I inserted your code on my page and it looks like this: mysql_select_db($database_connBlog, $connBlog); $sql="SELECT user_pass, user_email FROM user_tbl WHERE user_sname='".$user_sname."'"; $r = mysql_query($sql, $connBlog); if (mysql_num_rows($r) == 1) { $row = mysql_fetch_assoc($r); if (!is_null($row['user_email']) && ! is_null($row['user_pass'])) { $msg = "Dear ". $_POST['user_sname'] . "\r\n\r\nHere is your lost password : " . $row['user_pass'] . "\r\n\r\nRegards\r\nMe"; $headers = "From: " . $my_email . "\r\nReply-To: " . $my_email . "\r\n"; mail($row['user_email'], 'Lost Password", $msg, $headers'); } } I removed the "%" in this line: if (!is_null($row['user_email']) && ! is_null(%row['user_pass'])) and changed it to a "$". And I added an ' that was missing in this line: 'Lost Password", $msg, $headers); After doing that the form still doesn't seem to do anything. I push the submit button and nothing happens. You got any other ideas?
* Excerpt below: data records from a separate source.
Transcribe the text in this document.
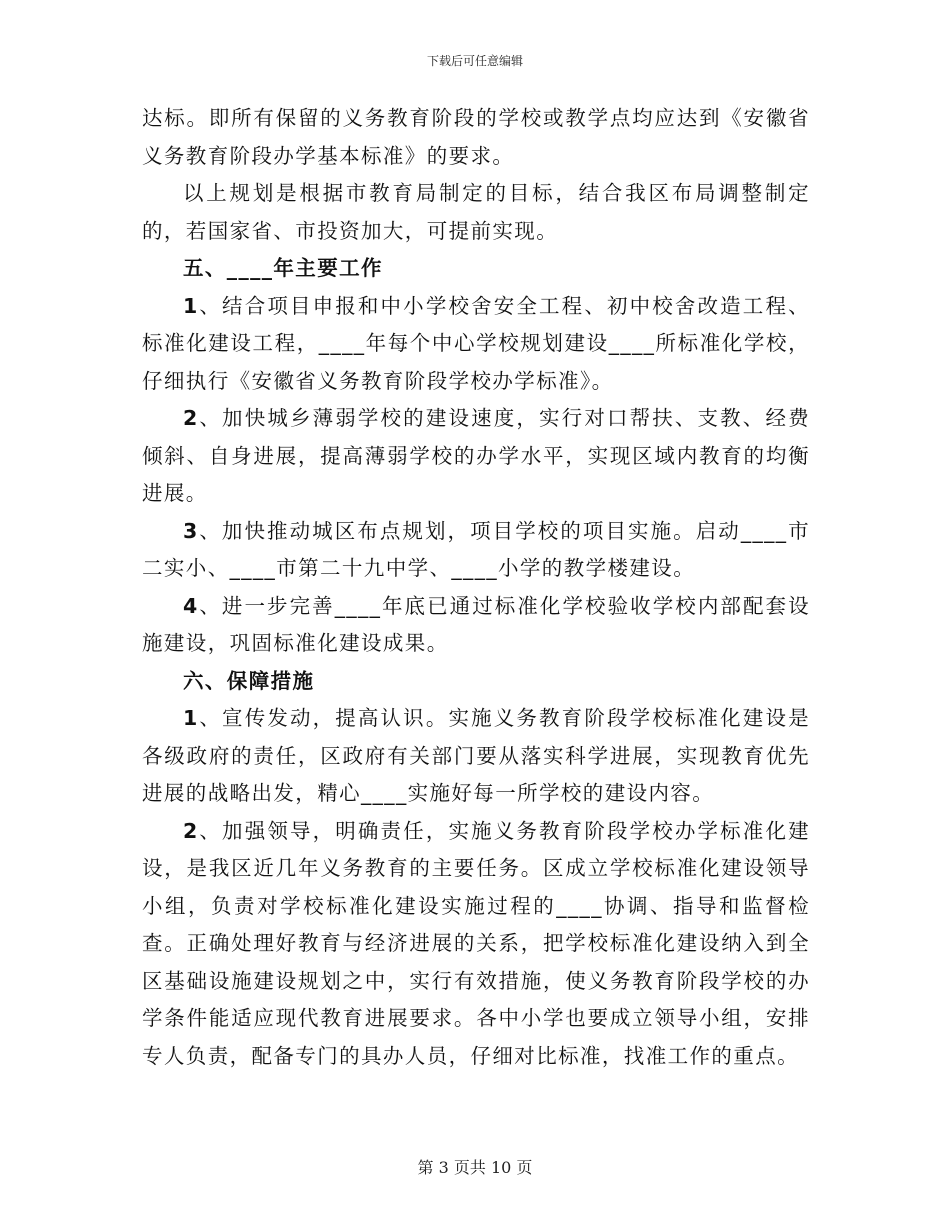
下载后可任意编辑

达标。即所有保留的义务教育阶段的学校或教学点均应达到《安徽省义务教育阶段办学基本标准》的要求。

以上规划是根据市教育局制定的目标，结合我区布局调整制定的，若国家省、市投资加大，可提前实现。

五、____年主要工作

1、结合项目申报和中小学校舍安全工程、初中校舍改造工程、标准化建设工程，____年每个中心学校规划建设____所标准化学校，仔细执行《安徽省义务教育阶段学校办学标准》。

2、加快城乡薄弱学校的建设速度，实行对口帮扶、支教、经费倾斜、自身进展，提高薄弱学校的办学水平，实现区域内教育的均衡进展。

3、加快推动城区布点规划，项目学校的项目实施。启动____市二实小、____市第二十九中学、____小学的教学楼建设。

4、进一步完善____年底已通过标准化学校验收学校内部配套设施建设，巩固标准化建设成果。

六、保障措施

1、宣传发动，提高认识。实施义务教育阶段学校标准化建设是各级政府的责任，区政府有关部门要从落实科学进展，实现教育优先进展的战略出发，精心____实施好每一所学校的建设内容。

2、加强领导，明确责任，实施义务教育阶段学校办学标准化建设，是我区近几年义务教育的主要任务。区成立学校标准化建设领导小组，负责对学校标准化建设实施过程的____协调、指导和监督检查。正确处理好教育与经济进展的关系，把学校标准化建设纳入到全区基础设施建设规划之中，实行有效措施，使义务教育阶段学校的办学条件能适应现代教育进展要求。各中小学也要成立领导小组，安排专人负责，配备专门的具办人员，仔细对比标准，找准工作的重点。

第 3 页共 10 页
Can somebody help me make a form that sends a user's username and password to their email when they forget using a code like this: mysql_select_db($database_connBlog, $connBlog); $sql="SELECT user_pass, user_email FROM user_tbl WHERE user_sname='".$user_sname."'"; $r = mysql_query($sql, $connBlog); and using a form like this: <form name="forgot" method="post" action="forgot.php"> <input name="sname" type="text" value="user_email" size="20"/><br /> <input type="submit" name="submit" value="submit"/> </form> I want the user to be able to input their email and when the submit button is pushed they recieve an email with their username and password.

Instead of trying to get this code to work, can somebody tell me or redirect me somewhere that shows how send a user their password through an email if the user forgets their login information.